The Glasgow outcome score was used in patients with a primary neurological problem.
Ventilator-free days at 28 d in patients with HIE: 87 (18.0%) vs. 79 (16.4%) patients. 21.1 (0 to 26.1) days vs. 0 (0 to 26) (p=0.007)
Post-hoc analysis of HIE: 37 of 86 patients (43%) in the conservative-oxygen group vs. 46 of 78 (59%) in the usual-oxygen group (relative risk, 0.73; 95% CI, 0.54 to 0.99; hazard ratio, 0.67; 95% CI, 0.43 to 1.03);
Unfavorable outcome on the Extended Glasgow Outcome Scale: 43 of 78 patients (55%) vs. 49 of 72 (68%), respectively (relative risk, 0.81; 95% CI, 0.63 to 1.05).
Patients who had acute brain pathologies other than acute ischemic hypoxic encephalopathy appeared to do better with usual care oxygen
Patients with sepsis also did better in the usual care oxygen group (Day 180 death 25.9% vs 20.1%)
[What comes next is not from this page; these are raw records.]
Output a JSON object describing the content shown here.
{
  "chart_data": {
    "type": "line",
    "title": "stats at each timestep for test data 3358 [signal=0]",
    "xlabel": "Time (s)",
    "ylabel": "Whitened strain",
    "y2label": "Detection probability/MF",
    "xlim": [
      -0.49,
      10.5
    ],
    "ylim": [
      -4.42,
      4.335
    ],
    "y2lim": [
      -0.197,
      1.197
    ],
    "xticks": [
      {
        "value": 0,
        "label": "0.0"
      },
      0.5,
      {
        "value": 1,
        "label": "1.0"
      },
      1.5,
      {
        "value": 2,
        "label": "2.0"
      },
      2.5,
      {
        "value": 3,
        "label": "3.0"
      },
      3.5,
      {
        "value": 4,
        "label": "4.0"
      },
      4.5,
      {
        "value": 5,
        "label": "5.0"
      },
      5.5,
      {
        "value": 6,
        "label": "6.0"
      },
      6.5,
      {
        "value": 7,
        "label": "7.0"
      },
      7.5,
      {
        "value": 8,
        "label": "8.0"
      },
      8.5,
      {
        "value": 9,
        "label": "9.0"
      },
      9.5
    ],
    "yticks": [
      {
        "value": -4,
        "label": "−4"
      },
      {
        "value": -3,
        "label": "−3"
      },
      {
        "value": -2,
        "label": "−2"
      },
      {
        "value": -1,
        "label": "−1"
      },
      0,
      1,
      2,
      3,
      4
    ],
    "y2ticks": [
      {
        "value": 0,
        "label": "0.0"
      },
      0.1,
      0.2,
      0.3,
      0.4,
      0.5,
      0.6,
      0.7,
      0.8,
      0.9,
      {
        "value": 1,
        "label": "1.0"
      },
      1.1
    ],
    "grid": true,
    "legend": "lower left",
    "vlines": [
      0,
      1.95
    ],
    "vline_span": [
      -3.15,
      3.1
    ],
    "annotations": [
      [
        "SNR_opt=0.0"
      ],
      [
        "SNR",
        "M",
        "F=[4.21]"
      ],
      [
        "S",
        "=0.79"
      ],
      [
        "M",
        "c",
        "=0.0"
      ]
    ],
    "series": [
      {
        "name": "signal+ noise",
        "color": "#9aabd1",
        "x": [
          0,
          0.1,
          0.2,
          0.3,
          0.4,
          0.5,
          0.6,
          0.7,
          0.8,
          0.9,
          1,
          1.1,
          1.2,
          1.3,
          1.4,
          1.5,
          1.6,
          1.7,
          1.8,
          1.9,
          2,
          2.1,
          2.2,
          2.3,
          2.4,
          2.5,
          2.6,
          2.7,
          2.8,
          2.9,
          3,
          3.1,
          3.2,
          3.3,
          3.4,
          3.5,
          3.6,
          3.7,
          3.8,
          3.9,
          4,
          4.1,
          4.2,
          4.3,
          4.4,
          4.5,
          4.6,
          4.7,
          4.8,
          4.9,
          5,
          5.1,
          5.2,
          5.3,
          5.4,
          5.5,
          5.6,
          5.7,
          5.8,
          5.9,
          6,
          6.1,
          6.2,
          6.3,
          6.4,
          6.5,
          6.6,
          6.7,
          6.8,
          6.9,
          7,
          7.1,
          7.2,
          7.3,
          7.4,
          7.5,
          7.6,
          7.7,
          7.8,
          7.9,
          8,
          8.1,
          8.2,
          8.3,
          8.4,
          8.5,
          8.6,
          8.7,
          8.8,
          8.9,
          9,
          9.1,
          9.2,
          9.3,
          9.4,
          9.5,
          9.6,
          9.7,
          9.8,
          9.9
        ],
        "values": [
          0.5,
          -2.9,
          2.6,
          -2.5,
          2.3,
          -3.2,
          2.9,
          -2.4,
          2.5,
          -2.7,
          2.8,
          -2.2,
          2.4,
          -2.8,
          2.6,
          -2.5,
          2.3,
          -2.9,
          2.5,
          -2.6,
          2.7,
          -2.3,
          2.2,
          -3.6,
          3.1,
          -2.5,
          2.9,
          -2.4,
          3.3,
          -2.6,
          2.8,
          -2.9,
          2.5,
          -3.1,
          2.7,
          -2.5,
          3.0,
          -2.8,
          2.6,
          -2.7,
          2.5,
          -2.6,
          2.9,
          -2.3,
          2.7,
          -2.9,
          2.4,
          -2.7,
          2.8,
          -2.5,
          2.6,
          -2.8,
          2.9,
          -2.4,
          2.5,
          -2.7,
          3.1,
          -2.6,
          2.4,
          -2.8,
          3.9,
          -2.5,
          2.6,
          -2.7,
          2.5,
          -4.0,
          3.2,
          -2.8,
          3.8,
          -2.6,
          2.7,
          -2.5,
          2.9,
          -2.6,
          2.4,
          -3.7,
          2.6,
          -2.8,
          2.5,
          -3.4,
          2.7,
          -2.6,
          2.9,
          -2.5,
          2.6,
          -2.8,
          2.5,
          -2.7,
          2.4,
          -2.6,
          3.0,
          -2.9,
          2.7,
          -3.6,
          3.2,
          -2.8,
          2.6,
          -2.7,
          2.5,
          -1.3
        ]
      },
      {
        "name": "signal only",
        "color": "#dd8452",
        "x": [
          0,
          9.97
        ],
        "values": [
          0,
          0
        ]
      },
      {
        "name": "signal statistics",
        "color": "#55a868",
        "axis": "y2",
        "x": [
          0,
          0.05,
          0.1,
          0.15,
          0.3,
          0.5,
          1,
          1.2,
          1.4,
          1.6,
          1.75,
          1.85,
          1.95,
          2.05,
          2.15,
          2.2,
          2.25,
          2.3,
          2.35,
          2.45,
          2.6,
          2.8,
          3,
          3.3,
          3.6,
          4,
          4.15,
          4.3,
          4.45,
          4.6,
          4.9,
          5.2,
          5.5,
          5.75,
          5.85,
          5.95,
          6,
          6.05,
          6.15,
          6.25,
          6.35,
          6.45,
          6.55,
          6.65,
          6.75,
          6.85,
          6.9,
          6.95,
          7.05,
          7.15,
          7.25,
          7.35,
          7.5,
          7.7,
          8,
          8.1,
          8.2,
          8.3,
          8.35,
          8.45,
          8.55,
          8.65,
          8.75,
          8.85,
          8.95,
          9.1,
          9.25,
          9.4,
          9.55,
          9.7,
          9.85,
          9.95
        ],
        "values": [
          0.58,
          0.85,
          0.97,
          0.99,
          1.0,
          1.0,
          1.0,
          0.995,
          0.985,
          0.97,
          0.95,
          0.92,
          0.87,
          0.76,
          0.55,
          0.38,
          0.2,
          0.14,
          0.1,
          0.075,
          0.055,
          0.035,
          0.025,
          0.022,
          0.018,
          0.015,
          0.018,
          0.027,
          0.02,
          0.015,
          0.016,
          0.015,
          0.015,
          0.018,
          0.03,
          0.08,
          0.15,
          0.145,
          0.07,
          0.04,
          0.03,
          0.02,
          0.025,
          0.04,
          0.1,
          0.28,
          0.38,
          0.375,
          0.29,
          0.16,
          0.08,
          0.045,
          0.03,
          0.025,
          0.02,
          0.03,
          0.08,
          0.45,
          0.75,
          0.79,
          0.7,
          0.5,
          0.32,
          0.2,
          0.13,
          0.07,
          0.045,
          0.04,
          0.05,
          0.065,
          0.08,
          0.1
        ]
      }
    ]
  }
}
In many of the previous trials, liberal oxygen interventions were considerably more liberal than the oxygen regimen used in the usual-care group, and relatively few of the patients were critically ill. Different results may also be found with different regimens for conservative oxygen therapy.
Much needed RCT
Challenged the dogma of minimum 30-40% FiO2 in all ICU patients on mechanical ventilation
Interesting Subgroup analysis which will need further exploration.